Beyond the Numbers: Commercial Due Diligence in Energy Transition Decision-Making

Heat networks. EV charging infrastructure. Microgrids. These sectors are at the frontier of the energy transition. They are also at the frontier of valuation risk due to the inherent uncertainties: markets that are evolving, technologies still scaling, and policies yet to fully crystallise.

For investors, especially those coming from well-established infrastructure sectors, now exploring opportunities in the low-carbon energy space, it’s natural to rely on traditional financial due diligence (FDD). Validation of historic revenue and costs, historic EBITDA margin analysis, review of the terms of material current contracts, balance sheet composition and net working capital trends – these are crucial inputs. But much of a company’s value is tied to future growth. Moreover, in immature markets, historical data can understate or misrepresent future risks and opportunities.

This is where commercial due diligence (CDD) comes in. It focuses on whether future assumptions are credible and whether the business can deliver the growth implied in valuation models. It answers questions like:

  • Market size and growth trajectory: Are forecasts grounded in robust market intelligence?
  • Regulatory and policy environment: Are growth projections dependent on subsidies or regulations that might change
  • Competitive landscape: Tariff benchmarking vs alternatives, pricing sustainability vs cost base.

Unlike FDD, which relies heavily on internal financial records and contracts, commercial due diligence draws from external market realities. It is very common for the immature sectors to have limited public data available, and access to tools like market intelligence, proprietary market models, and feedback obtained directly from market participants (customers, suppliers, competitors, regulators) becomes invaluable.

Using commercial due diligence for decarbonisation projects 

The UK government aims to attract £80 billion of private investment in heat networks by 2050 to support the transition to net-zero emissions, with zoning rules on the horizon to drive local connections. An FDD review might confirm stable cash flows from existing heat supply agreements. But commercial due diligence will be addressing:

  • How realistic are growth opportunities around network expansion, offering cooling and flexibility services?
  • Are customers willing to pay premiums for greener heat?
  • What’s the risk exposure if zoning plans change or are delayed?

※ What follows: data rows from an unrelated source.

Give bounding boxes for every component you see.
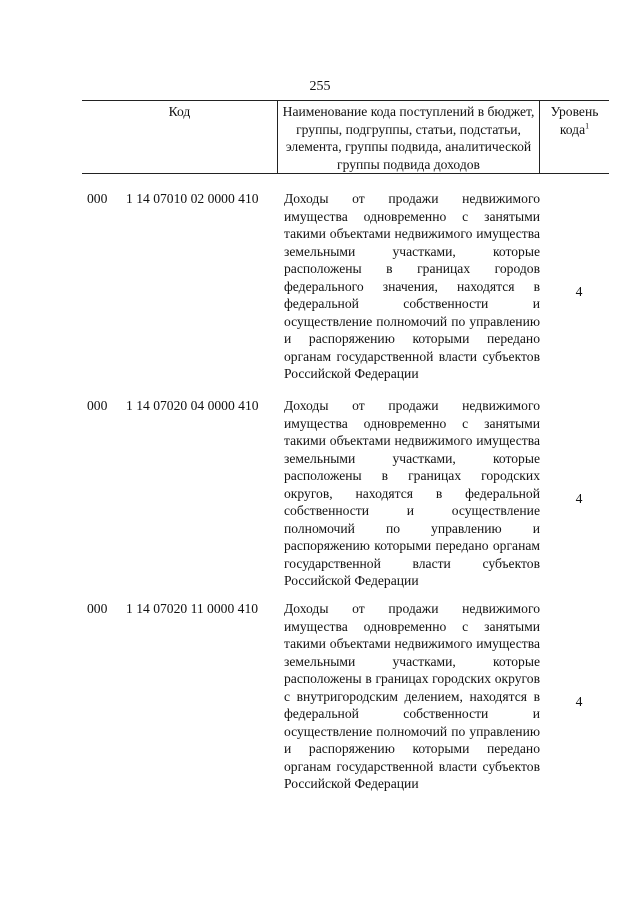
row-code: 1 14 07020 04 0000 410 [126, 398, 259, 413]
row-name: Доходы от продажи недвижимого имущества одновременно с занятыми такими объектами недвижимого имущества земельными участками, которые расположены в границах городских округов, находятся в федеральной собственности и осуществление полномочий по управлению и распоряжению которыми передано органам государственной власти субъектов Российской Федерации [284, 398, 540, 588]
table-row [82, 600, 609, 810]
row-admin-code: 000 [87, 398, 108, 413]
table-row [82, 397, 609, 607]
row-level: 4 [575, 694, 583, 709]
header-level [540, 101, 609, 173]
row-admin-code: 000 [87, 191, 108, 206]
page-number: 255 [309, 79, 331, 94]
row-code: 1 14 07010 02 0000 410 [126, 191, 259, 206]
row-level: 4 [575, 284, 583, 299]
header-code-label: Код [168, 104, 191, 119]
row-code: 1 14 07020 11 0000 410 [126, 601, 259, 616]
header-name [278, 101, 540, 173]
table-header [82, 100, 609, 174]
header-level-footnote: 1 [585, 120, 590, 130]
table-row [82, 190, 609, 400]
row-level: 4 [575, 491, 583, 506]
header-level-label: Уровень кода [550, 104, 599, 137]
row-name: Доходы от продажи недвижимого имущества одновременно с занятыми такими объектами недвижимого имущества земельными участками, которые расположены в границах городских округов с внутригородским делением, находятся в федеральной собственности и осуществление полномочий по управлению и распоряжению которыми передано органам государственной власти субъектов Российской Федерации [284, 601, 540, 791]
header-code [82, 101, 278, 173]
header-name-label: Наименование кода поступлений в бюджет, группы, подгруппы, статьи, подстатьи, элемента, группы подвида, аналитической группы подвида доходов [282, 104, 535, 172]
row-name: Доходы от продажи недвижимого имущества одновременно с занятыми такими объектами недвижимого имущества земельными участками, которые расположены в границах городов федерального значения, находятся в федеральной собственности и осуществление полномочий по управлению и распоряжению которыми передано органам государственной власти субъектов Российской Федерации [284, 191, 540, 381]
row-admin-code: 000 [87, 601, 108, 616]
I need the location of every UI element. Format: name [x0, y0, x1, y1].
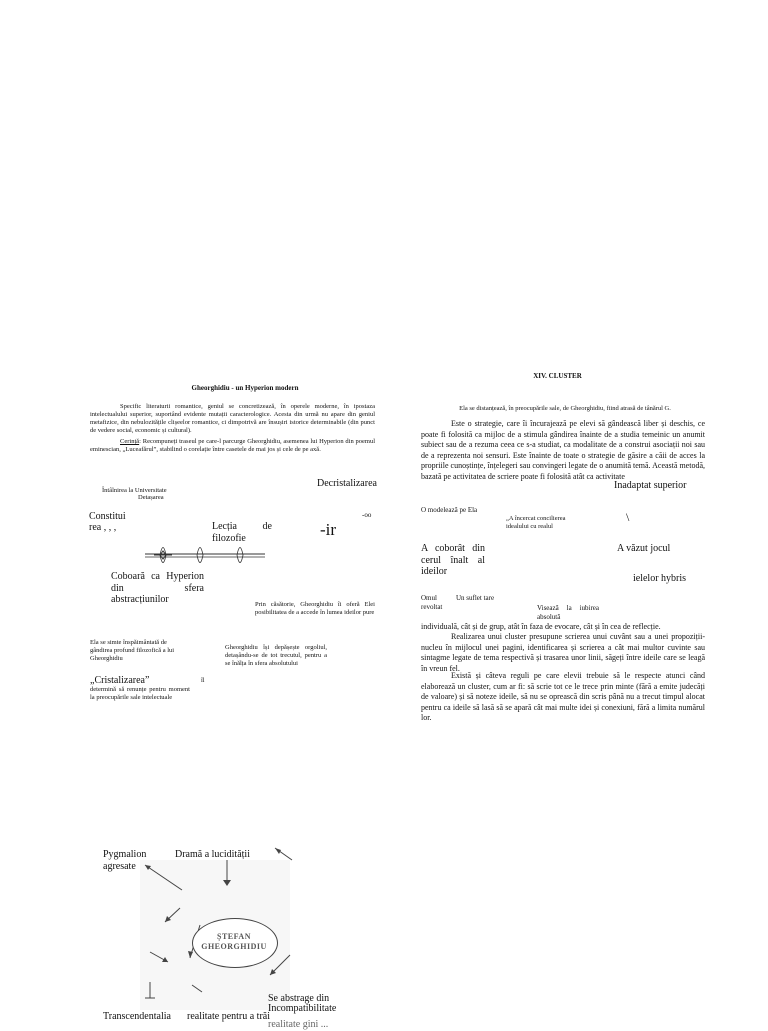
viseaza: Visează la iubirea absolută [537, 604, 599, 621]
a-incercat: „A încercat concilierea idealului cu realul [506, 515, 566, 530]
box-cristalizarea: „Cristalizarea” [90, 675, 150, 686]
box-coboara: Coboară ca Hyperion din sfera abstracțiunilor [111, 571, 204, 605]
cluster-center: ȘTEFAN GHEORGHIDIU [201, 932, 267, 951]
arrowhead [188, 951, 193, 958]
box-ela-simte: Ela se simte înspăimântată de gândirea profund filozofică a lui Gheorghidiu [90, 639, 175, 662]
task-text: : Recompuneți traseul pe care-l parcurge Gheorghidiu, asemenea lui Hyperion din poemul eminescian, „Luceafărul”, stabilind o corelație între casetele de mai jos și cele de pe axă. [90, 438, 375, 453]
a-coborat: A coborât din cerul înalt al ideilor [421, 543, 485, 577]
cluster-se-abstrage: Se abstrage din [268, 993, 330, 1004]
o-modeleaza: O modelează pe Ela [421, 506, 478, 514]
cluster-para-4: Există și câteva reguli pe care elevii trebuie să le respecte atunci când elaborează un cluster, cum ar fi: să scrie tot ce le trece prin minte (fără a emite judecăți de valoare) și să noteze ideile, să nu se oprească din scris până nu a trecut timpul alocat pentru ca ideile să lasă să se apară cât mai multe idei și conexiuni, fără a limita numărul lor. [421, 671, 705, 722]
tick-mark: \ [626, 510, 630, 524]
cluster-drama: Dramă a lucidității [175, 849, 250, 860]
box-constitui: Constitui [89, 511, 126, 522]
un-suflet: Un suflet tare [456, 594, 495, 602]
left-intro: Specific literaturii romantice, geniul se concretizează, în operele moderne, în ipostaza intelectualului superior, suportând evidente mutații caracterologice. Acesta din urmă nu apare din geniul metafizice, din nebulozitățile clișeelor romantice, ci dimpotrivă are însușiri istorice determinabile (din punct de vedere social, economic și cultural). [90, 403, 375, 434]
right-title: XIV. CLUSTER [533, 372, 582, 380]
arrowhead [275, 848, 281, 854]
box-decristalizarea: Decristalizarea [317, 478, 377, 489]
cluster-para-3: Realizarea unui cluster presupune scrierea unui cuvânt sau a unei propoziții-nucleu în mijlocul unei pagini, identificarea și scrierea a cât mai multor cuvinte sau sintagme legate de tema respectivă și trasarea unor linii, săgeți între ideile care se leagă în vreun fel. [421, 632, 705, 673]
ielelor: ielelor hybris [633, 573, 687, 584]
cluster-incompatibilitate: Incompatibilitate [268, 1003, 337, 1014]
cluster-para-2: individuală, cât și de grup, atât în faza de evocare, cât și în cea de reflecție. [421, 622, 661, 631]
arrow-line [145, 865, 182, 890]
ela-distanteaza: Ela se distanțează, în preocupările sale, de Gheorghidiu, fiind atrasă de tânărul G. [459, 405, 671, 412]
box-gh-depaseste: Gheorghidiu își depășește orgoliul, detașându-se de tot trecutul, pentru a se înălța în sfera absolutului [225, 644, 327, 667]
arrowhead [145, 865, 151, 870]
box-ir: -ir [320, 520, 337, 539]
arrowhead [223, 880, 231, 886]
box-prin: Prin căsătorie, Gheorghidiu îi oferă Elei posibilitatea de a accede în lumea ideilor pure [255, 601, 375, 616]
box-lectia: Lecția de filozofie [212, 521, 272, 544]
box-cristalizarea-suffix: îl [201, 677, 205, 684]
left-task [90, 438, 375, 454]
cluster-pygmalion: Pygmalion agresate [103, 849, 147, 872]
box-determina: determină să renunțe pentru moment la preocupările sale intelectuale [90, 686, 190, 701]
timeline-axis [140, 540, 270, 570]
star-marker-3 [197, 548, 203, 563]
inadaptat: Inadaptat superior [614, 480, 687, 491]
omul-revoltat: Omul revoltat [421, 594, 443, 611]
cluster-para-1: Este o strategie, care îi încurajează pe elevi să gândească liber și deschis, ce poate fi folosită ca mijloc de a stimula gândirea înainte de a studia temeinic un anumit subiect sau de a rezuma ceea ce s-a studiat, ca modalitate de a construi asociații noi sau de a reprezenta noi sensuri. Este înainte de toate o strategie de găsire a căii de acces la propriile cunoștințe, înțelegeri sau convingeri legate de o anumită temă. Această metodă, bazată pe activitatea de scriere poate fi folosită atât ca activitate [421, 419, 705, 481]
left-title: Gheorghidiu - un Hyperion modern [191, 384, 299, 392]
star-marker [154, 551, 172, 559]
box-oo: -oo [362, 511, 372, 519]
task-label: Cerință [120, 438, 140, 445]
star-marker-4 [237, 548, 243, 563]
cluster-transcendentalia: Transcendentalia [103, 1011, 171, 1022]
cluster-cut-off: realitate gini ... [268, 1019, 329, 1030]
a-vazut: A văzut jocul [617, 543, 671, 554]
box-rea: rea , , , [89, 522, 117, 533]
arrow-line [192, 985, 202, 992]
box-detasarea: Detașarea [138, 494, 164, 501]
cluster-realitate: realitate pentru a trăi [187, 1011, 271, 1022]
box-intalnirea: Întâlnirea la Universitate [102, 487, 167, 494]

To answer these, CDD team will source information from DESNZ consultation rounds, interactions with local authorities, property developers, and ESCO’s to probe the reality behind development pipelines and zoning timelines. They will scrutinise emerging UK business models like “energy-as-a-service” that shift from selling energy (kWh) to selling outcomes (e.g. cost savings, decarbonisation, resilience), altering both risk and cashflow profiles.

Similarly, the UK’s EVCI sector looks set for rapid growth, driven by the 2035 ban on petrol and diesel vehicles and funds like the Rapid Charging Fund and LEVI Fund. But commercial realities are more complex. FDD might validate revenues from existing charge points. But CDD assesses:

  • Are EV adoption forecasts realistic?
  • Will grid constraints slow new charger roll-out?
  • How sensitive is forecasted profitability to spikes in wholesale electricity prices?

CDD tools include interviews with investors, lenders, fleet operators and councils, analysis of Ofgem grid constraint maps, and review of new commercial models like CPPA-like fleet agreements that can improve utilisation and revenue certainty but often carry novel contract risks. The findings directly shape valuations. If utilisation assumptions prove too optimistic, investors may need to lower forecasts, reduce EBITDA multiples, or build earn-outs into deal terms.

Microgrids: Fast-moving opportunity, complex commercial risks

A newer frontier in the UK is microgrids – localised energy systems combining generation, storage, and smart controls to serve a specific site or community. In the US, uptake is surging, driven by increasing demand for energy resilience, integration of renewable energy, and advancements in energy management technologies. Investors in the UK see similar potential, yet the commercial model carries significant risks that CDD must evaluate.

Can microgrids sustain offering lower energy tariffs over time as energy markets evolve and low-carbon alternatives like rooftop solar become more competitive?

Commercial due diligence tackles these questions with targeted analyses:

  • Perform unit economics modelling to test whether the microgrid’s cost savings are robust under different price scenarios for gas, electricity, and carbon.
  • Benchmark tariff offers against competitors, including traditional utilities and alternative technologies like heat pumps or rooftop solar with storage.
  • Assess the low-carbon counterfactual, modelling how customers’ costs would compare if they opted for grid-supplied green tariffs or other decentralised solutions instead.

CDD helps investors judge whether the business model is robust enough to sustain revenues and deliver promised returns.

In energy transition, the future dictates value

In mature industries, valuation can largely rely on historical performance. But in emerging sectors like heat networks or EVCI, value is predominantly future-oriented. That makes commercial due diligence essential. It tests the assumptions behind growth forecasts, reveals market-specific risks, and ensures that valuations reflect the real commercial potential rather than purely optimistic projections.

Are you considering investments in emerging energy transition sectors? Then running the numbers isn’t enough. You need to test the story behind them.